Koğuşta herkes kulağını kalın koridor duvarına yapıştırmış, bir şeyler duyabilmeye çalışıyor. Koridorda Mahmut Dikerdem, kendisini Kasımpaşa Asker Hastanesi’ne götürecek olan timin komutanı ile tartışıyor.

***

Küp gibi sağır olan Doğan Bey’in de o haliyle duvara yapışıp dinlemesi hem de iki kulağı içinde en duymayanını yaslamasını fark eden olsaydı o gergin hava bir nebze dağılırdı; ama o hengâmede kimse bunu fark etmedi.

Arada, kesik kesik Mahmut Bey’in sesi geliyordu:

- Hayır soyunmuyorum efendim...

- Ben Türkiye Cumhuriyeti’ni yurtdışında temsil etmiş adamım, bir manga asker önünde soyunmam efendim...

- Hastaneye de gitmiyorum, tedavi de istemiyorum... Beni koğuşuma iade edin!...

Bu tartışma ne kadar sürdü bilemiyorum. Bir süre sonra Mahmut Bey’in zaferiyle sonuçlandı. Yabancı ülkelerde, uluslararası kuruluşlarda Türkiye Cumhuriyeti’ni temsil eden onurlu büyükelçi ülkesinin onurunu kendi askerine karşı savunuyordu. Mahmut Bey askerlerin önünde çırılçıplak soyunmadan Kasımpaşa Askeri Hastanesi’nin yolunu tutmuştu. Komutanın devletin büyükelçisinin burnunu sürtme tutkusu dinmemiş meğer! Onu da yıllar sonra öğrenecektim.

Olayın üzerinden epey bir zaman geçti. Hapisten çıktıktan sonra yaşananları anlatan bir yazı yazdım. Mahmut Dikerdem’in oğlu Mehmet Ali Dikerdem, Londra’dan aradı ve öykünün sonrasını anlattı.

İntikamını almaya ahdetmiş komutan, Mahmut Bey’i bütün gün oradan oraya gezdirmiş ama tuvalete gitmesine izin vermemişti. “Eee sonra?...” dediğimde Mehmet Ali Dikerdem,

“Sonrası, prostat kanserinden mustarip biri gün boyu tuvalete gitmesi engellenerek elleri kelepçeli orada burada gezdirilirse ne olursa o olmuş...” dedi.

***

Mahmut Bey hastalığından yakınmadı. Vakur tavrını hep korudu. Yalnız Metris’te bir akşam koğuş sohbetinde şöyle bir şey oldu:

Tahsin Usluoğlu Orhan Apaydın’a laf arasında takıldı:

- Aldırma be Orhan Abi! Yaşıyorsun bak ne güzel ince saz gibi...
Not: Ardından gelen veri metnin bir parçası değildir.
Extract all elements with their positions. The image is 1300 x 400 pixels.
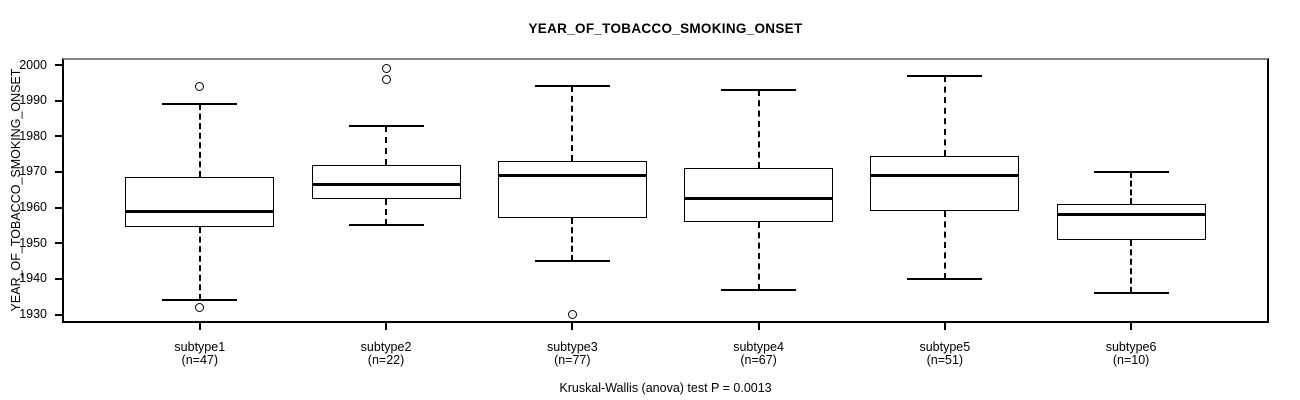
upper-whisker-line [385, 125, 388, 165]
chart-title: YEAR_OF_TOBACCO_SMOKING_ONSET [528, 21, 803, 36]
y-axis-tick-label: 1990 [19, 93, 47, 108]
lower-whisker-cap [721, 288, 797, 291]
iqr-box [497, 161, 647, 219]
y-axis-tick [55, 99, 62, 102]
iqr-box [870, 155, 1020, 212]
outlier-point [381, 74, 391, 84]
group-label: subtype1 (n=47) [120, 341, 280, 367]
group-name: subtype3 [546, 340, 598, 354]
group-label: subtype6 (n=10) [1051, 341, 1211, 367]
upper-whisker-cap [721, 88, 797, 91]
group-name: subtype1 [174, 340, 226, 354]
lower-whisker-line [571, 218, 574, 262]
lower-whisker-line [198, 227, 201, 301]
group-sample-size: (n=47) [181, 353, 219, 367]
outlier-point [195, 81, 205, 91]
x-axis-tick [943, 323, 946, 330]
group-name: subtype6 [1105, 340, 1157, 354]
y-axis-tick-label: 1970 [19, 164, 47, 179]
y-axis-tick [55, 135, 62, 138]
upper-whisker-cap [162, 103, 238, 106]
lower-whisker-line [757, 221, 760, 290]
stat-test-caption: Kruskal-Wallis (anova) test P = 0.0013 [559, 381, 772, 395]
median-line [1056, 213, 1206, 217]
x-axis-tick [198, 323, 201, 330]
iqr-box [311, 164, 461, 199]
upper-whisker-cap [907, 74, 983, 77]
outlier-point [195, 302, 205, 312]
x-axis-tick [757, 323, 760, 330]
y-axis-tick [55, 313, 62, 316]
y-axis-tick [55, 206, 62, 209]
median-line [497, 174, 647, 178]
group-sample-size: (n=22) [367, 353, 405, 367]
group-name: subtype4 [733, 340, 784, 354]
median-line [125, 209, 275, 213]
group-label: subtype4 (n=67) [679, 341, 839, 367]
y-axis-tick-label: 1940 [19, 271, 47, 286]
median-line [870, 174, 1020, 178]
iqr-box [1056, 204, 1206, 240]
lower-whisker-cap [348, 224, 424, 227]
y-axis-tick-label: 1980 [19, 128, 47, 143]
x-axis-tick [385, 323, 388, 330]
upper-whisker-line [198, 104, 201, 178]
upper-whisker-line [1130, 171, 1133, 205]
group-sample-size: (n=67) [740, 353, 777, 367]
lower-whisker-line [1130, 239, 1133, 294]
upper-whisker-cap [534, 85, 610, 88]
lower-whisker-cap [907, 277, 983, 280]
x-axis-tick [1130, 323, 1133, 330]
upper-whisker-cap [1093, 170, 1169, 173]
lower-whisker-cap [534, 260, 610, 263]
upper-whisker-line [757, 89, 760, 169]
iqr-box [125, 177, 275, 228]
lower-whisker-cap [1093, 292, 1169, 295]
outlier-point [381, 64, 391, 74]
group-sample-size: (n=51) [926, 353, 964, 367]
x-axis-tick [571, 323, 574, 330]
upper-whisker-line [943, 75, 946, 156]
lower-whisker-cap [162, 299, 238, 302]
outlier-point [567, 310, 577, 320]
group-name: subtype5 [919, 340, 971, 354]
group-label: subtype5 (n=51) [865, 341, 1025, 367]
iqr-box [684, 168, 834, 222]
group-name: subtype2 [360, 340, 412, 354]
lower-whisker-line [385, 198, 388, 226]
group-label: subtype2 (n=22) [306, 341, 466, 367]
upper-whisker-cap [348, 124, 424, 127]
upper-whisker-line [571, 86, 574, 162]
group-label: subtype3 (n=77) [492, 341, 652, 367]
median-line [684, 197, 834, 201]
y-axis-tick [55, 242, 62, 245]
lower-whisker-line [943, 211, 946, 279]
y-axis-tick [55, 170, 62, 173]
group-sample-size: (n=10) [1112, 353, 1150, 367]
y-axis-tick-label: 2000 [19, 57, 47, 72]
group-sample-size: (n=77) [554, 353, 591, 367]
y-axis-tick [55, 277, 62, 280]
median-line [311, 182, 461, 186]
y-axis-tick-label: 1950 [19, 235, 47, 250]
y-axis-tick-label: 1930 [19, 307, 47, 322]
y-axis-tick-label: 1960 [19, 200, 47, 215]
y-axis-tick [55, 64, 62, 66]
Orhan Apaydın hak verdi. Ben ise gamlı baykuş olarak itiraz ettim:

- Dahası ne olacak, olacak bir şey kaldı mı?

Orhan Apaydın düzeltti:

- Dahası kanser manser de olabilirdik. Etraf buz kesti. Mahmut Bey acı acı gülümsedi:

- Eee monşer dedi, biz de işte kanser manser de olduk!
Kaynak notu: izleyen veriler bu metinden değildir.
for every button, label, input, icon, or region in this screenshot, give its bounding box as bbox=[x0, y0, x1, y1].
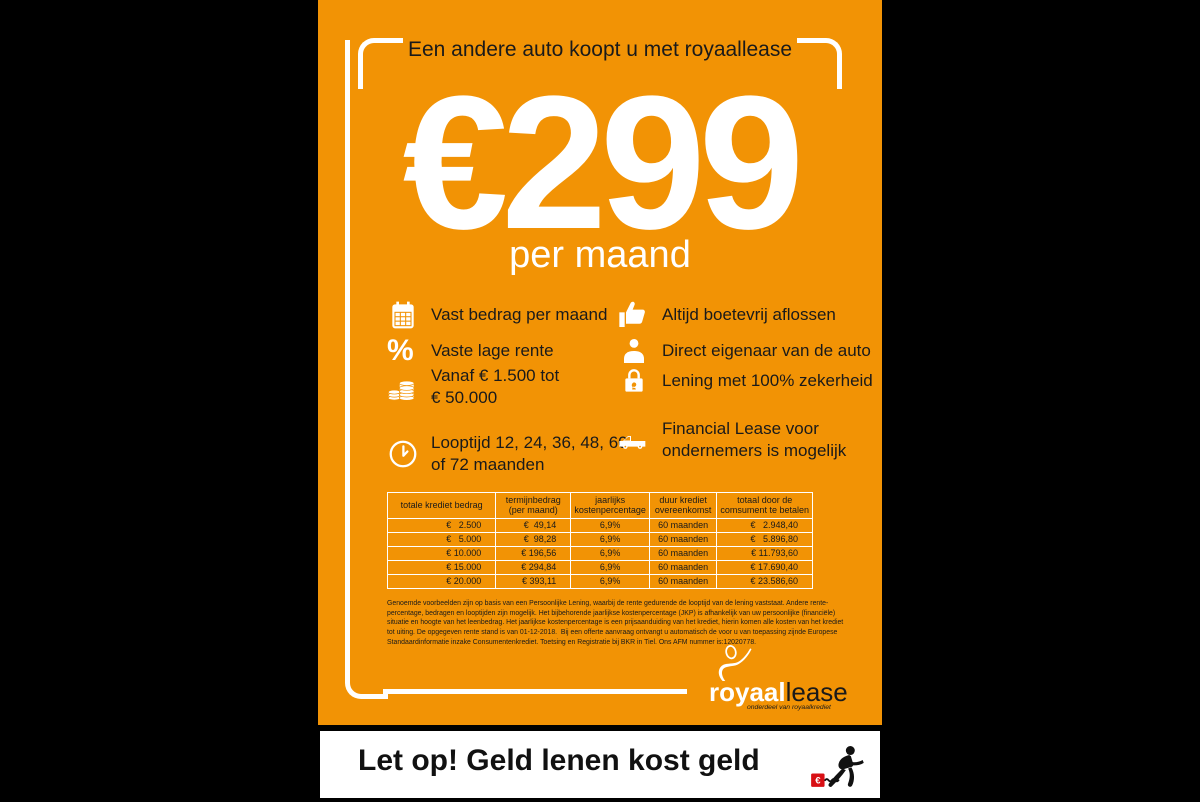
svg-text:€: € bbox=[815, 776, 821, 787]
Orhan Apaydın tevil yolunu tuttu:

- Öylesi değil, ben ölümcül kanserden söz ediyorum.

Kaderin şu cilvesine bak ki sevgili, o sırada sapasağlam olan Orhan Apaydın iki yıl sonra Mahmut Dikerdem’den önce kanserden ölecekti.

Mahmut Dikerdem mahkemedeki ifadesi sırasında da hastaydı. Ama dimdik durdu, bütün sorulara açık cevaplar verdi. Ama ağrılarından acı çekiyordu ve bu da yüzüne yansıyordu. 

Böyle anlarda duruşma yargıcı Atilla Ülkü, yöneticisi olduğu hukuk komedisine, adil yargı görüntüsü verebilmek için Mahmut Bey’i, müşfik bir şekilde(!) uyarıyordu:

- Dilerseniz sandalye getirsinler, oturarak devam edin.

Mahmut Bey bu önerileri geri çeviriyordu:

- İstemem efendim. Böyle devam edebilirim.

Duruşma yargıcı bir şekilde Mahmut Bey’in ifadesini zapta geçirtirken saptırıyor, Mahmut Bey arada acısından kimilerini kaçırıyor, bizler de bulunduğumuz yerden saptırmalara karşı onu uyarıyorduk.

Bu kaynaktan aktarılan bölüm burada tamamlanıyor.